ENISA debate in Brussels – some notes and excerpts  21.5.11

Here some of my notes on the ongoing ENISA debate in Brussels.
Currently, there are bunch of proposals in the loop, thrown in by the European Commission. (The parliament itself can still not issue their own initiatives. All they can do or rather: after Lisbon, the parliament can at least alter existing paragraphs, though it can’t add new ones.)

In the loop:

• Proposal for a Regulation of the European Parliament and of the Council concerning the European Network and Information Security Agency (ENISA) 
COM(2010) “New” ENISA Regulation
• Proposal for a DIRECTIVE OF THE EUROPEAN PARLIAMENT AND OF THE COUNCIL on attacks against information systems and repealing Council Framework Decision 2005/222/JHA {SEC(2010) 1122 final} {SEC(2010) 1123 final} European principles and guidelines for Internet resilience and stability – Version of March 2011. The accompanying Impact Assessment, summary thereof.

European Economic and Social Committee (EESC), “‘New’ ENISA regulation” (dt: “New” ENISA Regulation). EESC servces as “a bridge between Europe and organised civil society”

Brussels cabal is obviously in favour of option 3 out of five alternatives. Undaring middle ground.
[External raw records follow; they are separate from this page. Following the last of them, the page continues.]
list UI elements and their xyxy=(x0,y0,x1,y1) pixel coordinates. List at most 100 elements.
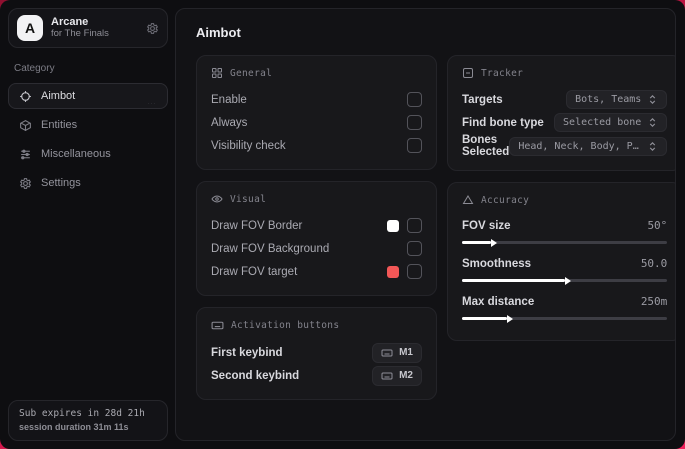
setting-label: Draw FOV Background xyxy=(211,242,330,255)
main-panel: Aimbot General Enable Always Visibility … xyxy=(175,8,676,441)
setting-label: Draw FOV target xyxy=(211,265,298,278)
card-title: General xyxy=(230,67,273,79)
miscellaneous-icon xyxy=(21,149,30,159)
setting-row: Enable xyxy=(211,88,422,111)
select-value: Bots, Teams xyxy=(575,94,642,105)
general-card: General Enable Always Visibility check xyxy=(196,55,437,170)
fov-size-slider-block: FOV size 50° xyxy=(462,215,668,244)
fov-size-slider[interactable] xyxy=(462,241,668,244)
slider-fill xyxy=(462,279,565,282)
draw-fov-border-checkbox[interactable] xyxy=(407,218,422,233)
sidebar-item-aimbot[interactable]: Aimbot … xyxy=(8,83,168,109)
setting-row: Draw FOV Background xyxy=(211,237,422,260)
smoothness-value: 50.0 xyxy=(640,257,668,270)
accuracy-icon xyxy=(462,195,474,204)
page-title: Aimbot xyxy=(196,25,241,40)
sidebar-item-label: Settings xyxy=(41,177,81,189)
setting-row: Find bone type Selected bone xyxy=(462,111,668,134)
setting-label: Draw FOV Border xyxy=(211,219,303,232)
sidebar-item-label: Aimbot xyxy=(41,90,76,102)
select-value: Selected bone xyxy=(563,117,642,128)
brand-subtitle: for The Finals xyxy=(51,27,109,39)
setting-row: Second keybind M2 xyxy=(211,364,422,387)
setting-row: Visibility check xyxy=(211,134,422,157)
max-distance-slider-block: Max distance 250m xyxy=(462,291,668,320)
keybind-value: M1 xyxy=(399,347,413,358)
setting-label: Targets xyxy=(462,93,503,106)
sidebar-item-miscellaneous[interactable]: Miscellaneous xyxy=(8,141,168,167)
setting-label: FOV size xyxy=(462,219,511,232)
select-icon xyxy=(650,95,656,104)
setting-row: First keybind M1 xyxy=(211,341,422,364)
setting-label: Enable xyxy=(211,93,247,106)
enable-checkbox[interactable] xyxy=(407,92,422,107)
first-keybind-button[interactable]: M1 xyxy=(372,342,422,363)
setting-label: Always xyxy=(211,116,248,129)
sidebar: A Arcane for The Finals Category Aimbot … xyxy=(0,0,175,449)
always-checkbox[interactable] xyxy=(407,115,422,130)
find-bone-type-select[interactable]: Selected bone xyxy=(554,113,668,132)
keybind-icon xyxy=(381,372,393,379)
sub-expires-text: Sub expires in 28d 21h xyxy=(19,408,145,419)
slider-fill xyxy=(462,241,491,244)
setting-label: Find bone type xyxy=(462,116,544,129)
card-title: Accuracy xyxy=(481,194,530,206)
sidebar-item-label: Entities xyxy=(41,119,78,131)
slider-fill xyxy=(462,317,508,320)
draw-fov-target-checkbox[interactable] xyxy=(407,264,422,279)
setting-row: Draw FOV Border xyxy=(211,214,422,237)
visual-icon xyxy=(211,195,223,203)
select-value: Head, Neck, Body, Pe... xyxy=(518,140,641,152)
category-label: Category xyxy=(14,63,55,74)
tracker-card: Tracker Targets Bots, Teams Find bone ty… xyxy=(447,55,675,171)
fov-border-color-swatch[interactable] xyxy=(387,219,399,232)
setting-label: Smoothness xyxy=(462,257,532,270)
setting-row: Draw FOV target xyxy=(211,260,422,283)
second-keybind-button[interactable]: M2 xyxy=(372,365,422,386)
activation-icon xyxy=(211,321,224,330)
sidebar-item-label: Miscellaneous xyxy=(41,148,111,160)
keybind-icon xyxy=(381,349,393,356)
visibility-check-checkbox[interactable] xyxy=(407,138,422,153)
card-title: Tracker xyxy=(481,67,524,79)
subscription-info-card: Sub expires in 28d 21h session duration … xyxy=(8,400,168,441)
activation-card: Activation buttons First keybind M1 Seco… xyxy=(196,307,437,400)
draw-fov-background-checkbox[interactable] xyxy=(407,241,422,256)
brand-logo: A xyxy=(17,15,43,41)
max-distance-slider[interactable] xyxy=(462,317,668,320)
max-distance-value: 250m xyxy=(640,295,668,308)
app-window: A Arcane for The Finals Category Aimbot … xyxy=(0,0,685,449)
smoothness-slider[interactable] xyxy=(462,279,668,282)
brand-name: Arcane xyxy=(51,16,89,29)
setting-row: Always xyxy=(211,111,422,134)
setting-label: Max distance xyxy=(462,295,535,308)
accuracy-card: Accuracy FOV size 50° Smoothness 50.0 Ma… xyxy=(447,182,675,341)
fov-size-value: 50° xyxy=(647,219,668,232)
fov-target-color-swatch[interactable] xyxy=(387,265,399,278)
setting-label: First keybind xyxy=(211,346,283,359)
card-title: Activation buttons xyxy=(231,320,340,331)
sidebar-item-settings[interactable]: Settings xyxy=(8,170,168,196)
targets-select[interactable]: Bots, Teams xyxy=(566,90,668,109)
brand-gear-icon[interactable] xyxy=(146,22,159,35)
settings-icon xyxy=(19,177,32,189)
sidebar-item-entities[interactable]: Entities xyxy=(8,112,168,138)
general-icon xyxy=(212,68,222,78)
session-duration-text: session duration 31m 11s xyxy=(19,422,129,432)
select-icon xyxy=(650,141,656,151)
select-icon xyxy=(650,118,656,127)
brand-card: A Arcane for The Finals xyxy=(8,8,168,48)
setting-row: Targets Bots, Teams xyxy=(462,88,668,111)
setting-label: Visibility check xyxy=(211,139,286,152)
entities-icon xyxy=(20,119,31,131)
tracker-icon xyxy=(463,68,473,78)
smoothness-slider-block: Smoothness 50.0 xyxy=(462,253,668,282)
setting-label: Bones Selected xyxy=(462,134,510,158)
visual-card: Visual Draw FOV Border Draw FOV Backgrou… xyxy=(196,181,437,296)
ghost-mark: … xyxy=(147,96,157,106)
card-title: Visual xyxy=(230,193,267,205)
bones-selected-select[interactable]: Head, Neck, Body, Pe... xyxy=(509,136,668,156)
setting-label: Second keybind xyxy=(211,369,300,382)
sidebar-nav: Aimbot … Entities Miscellaneous Settings xyxy=(8,83,168,196)
aimbot-icon xyxy=(20,90,31,102)
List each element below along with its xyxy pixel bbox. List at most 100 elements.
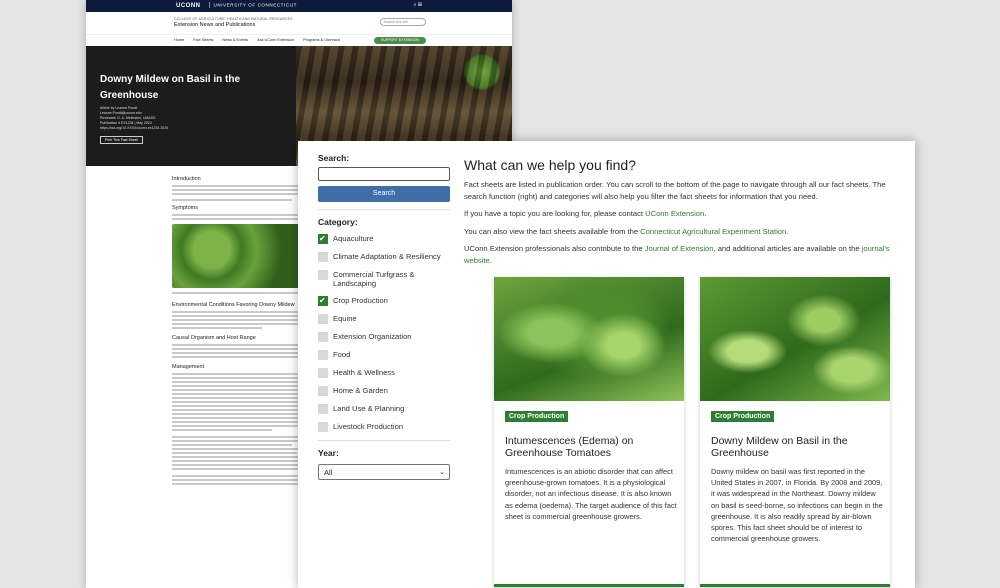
category-badge[interactable]: Crop Production [505, 411, 569, 422]
nav-item-home[interactable]: Home [174, 38, 184, 42]
site-title[interactable]: Extension News and Publications [174, 22, 255, 28]
college-name: COLLEGE OF AGRICULTURE, HEALTH AND NATUR… [174, 17, 293, 21]
checkbox[interactable] [318, 332, 328, 342]
category-climate-adaptation[interactable]: Climate Adaptation & Resiliency [318, 252, 450, 262]
fact-sheet-cards: Crop Production Intumescences (Edema) on… [494, 277, 890, 587]
search-input[interactable] [318, 167, 450, 181]
uconn-extension-link[interactable]: UConn Extension [645, 209, 704, 218]
checkbox[interactable] [318, 350, 328, 360]
divider [318, 440, 450, 441]
seedling-image [462, 54, 502, 90]
chevron-down-icon: ⌄ [439, 469, 445, 476]
brand-divider [208, 2, 210, 8]
category-food[interactable]: Food [318, 350, 450, 360]
fact-sheet-card[interactable]: Crop Production Intumescences (Edema) on… [494, 277, 684, 587]
category-label-text: Food [333, 350, 351, 359]
nav-item-fact-sheets[interactable]: Fact Sheets [193, 38, 213, 42]
checkbox[interactable] [318, 386, 328, 396]
university-name: UNIVERSITY OF CONNECTICUT [213, 2, 297, 8]
category-label-text: Livestock Production [333, 422, 404, 431]
category-badge[interactable]: Crop Production [711, 411, 775, 422]
checkbox-checked[interactable] [318, 295, 328, 306]
top-bar-icons[interactable]: ⌕ ⊞ [414, 2, 422, 8]
category-label-text: Extension Organization [333, 332, 412, 341]
support-extension-button[interactable]: SUPPORT EXTENSION [374, 37, 426, 44]
category-livestock[interactable]: Livestock Production [318, 422, 450, 432]
category-label: Category: [318, 217, 358, 227]
university-top-bar: UCONN UNIVERSITY OF CONNECTICUT ⌕ ⊞ [86, 0, 512, 12]
checkbox[interactable] [318, 422, 328, 432]
nav-item-ask-extension[interactable]: Ask UConn Extension [257, 38, 294, 42]
journal-of-extension-link[interactable]: Journal of Extension [645, 244, 714, 253]
divider [318, 209, 450, 210]
search-label: Search: [318, 153, 350, 163]
category-crop-production[interactable]: Crop Production [318, 295, 450, 306]
caes-paragraph: You can also view the fact sheets availa… [464, 226, 896, 238]
text: , and additional articles are available … [713, 244, 862, 253]
card-title[interactable]: Intumescences (Edema) on Greenhouse Toma… [505, 435, 677, 459]
text: If you have a topic you are looking for,… [464, 209, 646, 218]
basil-leaf-image[interactable] [700, 277, 890, 401]
site-search-input[interactable]: Search this site [380, 18, 426, 26]
contact-paragraph: If you have a topic you are looking for,… [464, 208, 896, 220]
tomato-leaf-image[interactable] [494, 277, 684, 401]
site-nav: Home Fact Sheets News & Events Ask UConn… [86, 34, 512, 46]
text: UConn Extension professionals also contr… [464, 244, 645, 253]
checkbox[interactable] [318, 368, 328, 378]
text: . [704, 209, 707, 218]
card-accent-bar [494, 584, 684, 587]
year-selected-value: All [324, 468, 333, 477]
category-label-text: Land Use & Planning [333, 404, 405, 413]
brand-wordmark: UCONN [176, 2, 201, 9]
filter-sidebar: Search: Search Category: Aquaculture Cli… [318, 153, 450, 480]
category-land-use[interactable]: Land Use & Planning [318, 404, 450, 414]
card-title[interactable]: Downy Mildew on Basil in the Greenhouse [711, 435, 883, 459]
year-select[interactable]: All ⌄ [318, 464, 450, 480]
search-icon[interactable]: ⌕ [414, 2, 417, 8]
category-label-text: Crop Production [333, 296, 388, 305]
intro-paragraph: Fact sheets are listed in publication or… [464, 180, 886, 201]
nav-item-programs[interactable]: Programs & Outreach [303, 38, 340, 42]
nav-item-news-events[interactable]: News & Events [222, 38, 248, 42]
card-accent-bar [700, 584, 890, 587]
journal-paragraph: UConn Extension professionals also contr… [464, 243, 896, 266]
category-home-garden[interactable]: Home & Garden [318, 386, 450, 396]
category-label-text: Aquaculture [333, 234, 374, 243]
category-label-text: Climate Adaptation & Resiliency [333, 252, 441, 261]
card-summary: Intumescences is an abiotic disorder tha… [505, 467, 677, 521]
caes-link[interactable]: Connecticut Agricultural Experiment Stat… [640, 227, 786, 236]
article-authors: Article by Leanne Pundt Leanne.Pundt@uco… [100, 106, 168, 131]
checkbox[interactable] [318, 314, 328, 324]
uconn-logo[interactable]: UCONN UNIVERSITY OF CONNECTICUT [176, 2, 297, 9]
category-label-text: Home & Garden [333, 386, 388, 395]
category-label-text: Health & Wellness [333, 368, 395, 377]
year-label: Year: [318, 448, 339, 458]
category-aquaculture[interactable]: Aquaculture [318, 233, 450, 244]
category-label-text: Commercial Turfgrass & Landscaping [333, 270, 415, 288]
category-health-wellness[interactable]: Health & Wellness [318, 368, 450, 378]
text: . [786, 226, 789, 236]
checkbox-checked[interactable] [318, 233, 328, 244]
category-label-text: Equine [333, 314, 357, 323]
checkbox[interactable] [318, 252, 328, 262]
checkbox[interactable] [318, 404, 328, 414]
fact-sheet-card[interactable]: Crop Production Downy Mildew on Basil in… [700, 277, 890, 587]
intro-content: What can we help you find? Fact sheets a… [464, 157, 896, 266]
author-line: https://doi.org/10.XXXX/uconn.ex1234.202… [100, 126, 169, 130]
card-summary: Downy mildew on basil was first reported… [711, 467, 883, 544]
basil-symptom-image [172, 224, 304, 288]
article-title: Downy Mildew on Basil in the Greenhouse [100, 74, 241, 101]
text: . [489, 255, 492, 265]
print-fact-sheet-button[interactable]: Print This Fact Sheet [100, 136, 143, 144]
page-heading: What can we help you find? [464, 157, 636, 173]
fact-sheets-listing-page: Search: Search Category: Aquaculture Cli… [298, 141, 915, 588]
category-extension-organization[interactable]: Extension Organization [318, 332, 450, 342]
category-list: Aquaculture Climate Adaptation & Resilie… [318, 233, 450, 432]
category-commercial-turfgrass[interactable]: Commercial Turfgrass & Landscaping [318, 270, 450, 288]
apps-icon[interactable]: ⊞ [418, 2, 422, 8]
category-equine[interactable]: Equine [318, 314, 450, 324]
checkbox[interactable] [318, 270, 328, 280]
search-button[interactable]: Search [318, 186, 450, 202]
text: You can also view the fact sheets availa… [464, 226, 641, 236]
site-header: COLLEGE OF AGRICULTURE, HEALTH AND NATUR… [86, 12, 512, 34]
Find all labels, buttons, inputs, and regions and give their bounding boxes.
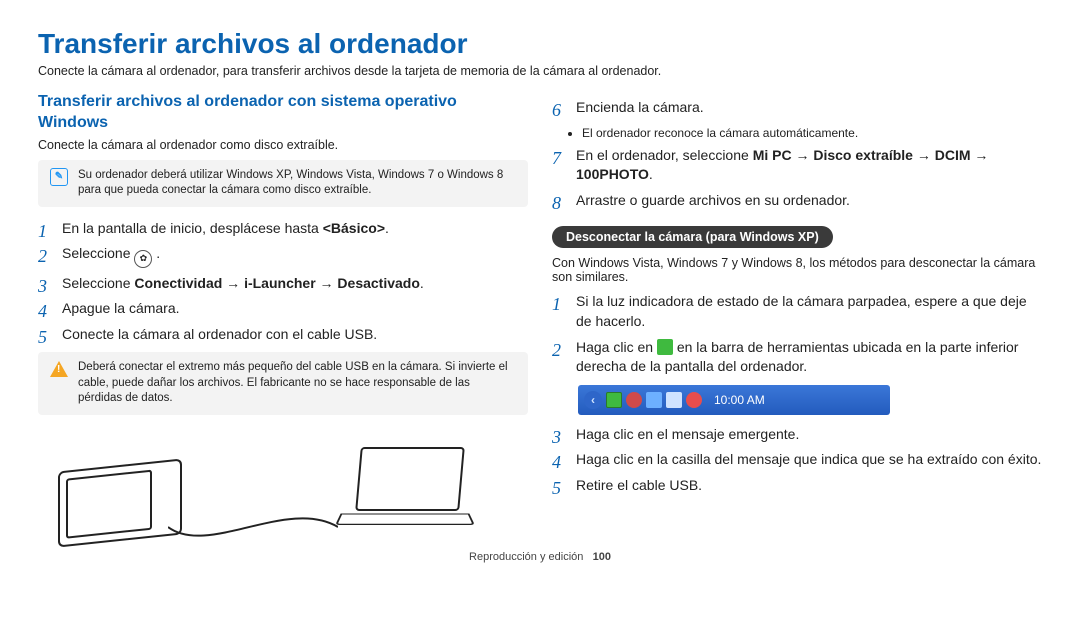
step-item: En el ordenador, seleccione Mi PC → Disc… xyxy=(552,146,1042,185)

Key features:

• Reducing the fragmentation of national approaches (problem driver 1), increasing data and knowledge/information-based policy and decision making (problem driver 3) and increasing overall awareness of and the tackling of NIS risks and challenges (problem driver 4) by contributing to:
• more efficient collection of relevant information on risks, threats and vulnerabilities by each individual Member State;
• increased availability of information on current and future NIS challenges and risks;
• higher quality NIS policy provision in Member States.
• Improving European early warning and response capability (problem driver 2) by:
• helping the Commission and Member States to set up pan-European exercises, thereby achieving economies of scale in responding to EU-wide incidents;
• facilitating the functioning of the EP3R, which could ultimately lead to more investment triggered by common policy objectives and EU-wide standards for security and resilience.
• Promoting a common global approach to NIS (problem driver 5) by:
• increasing the exchange of information and knowledge with non-EU countries.
• Fighting cybercrime more efficiently and effectively (problem driver 7) by:
• being involved in non-operational tasks relating to NIS aspects of law enforcement and judicial cooperation, such as bi-directional exchange of information and training (e.g. in cooperation with the European Police College CEPOL).”

Problems Enisa should address: fragmentation, limited early warning and response, lack of limited data and limited response capability, need for models of collaboration, uneffective cybercrime LE.

The following results are expected: CERT for EU institutions, supporting EP3R

“by acting as an EU NIS CERT and by coordinating national CERTs as an EU NIS Storm Centre, including both day-to-day management activities and handling emergency services.”

Policy option 5 would have been harsher:

• provide support on procedural law (cf. Convention on Cybercrime): e.g. collection of traffic data, interception of content data, monitoring flows in case of denial-of-service attacks;
• be a centre of expertise for criminal investigation including NIS aspects.”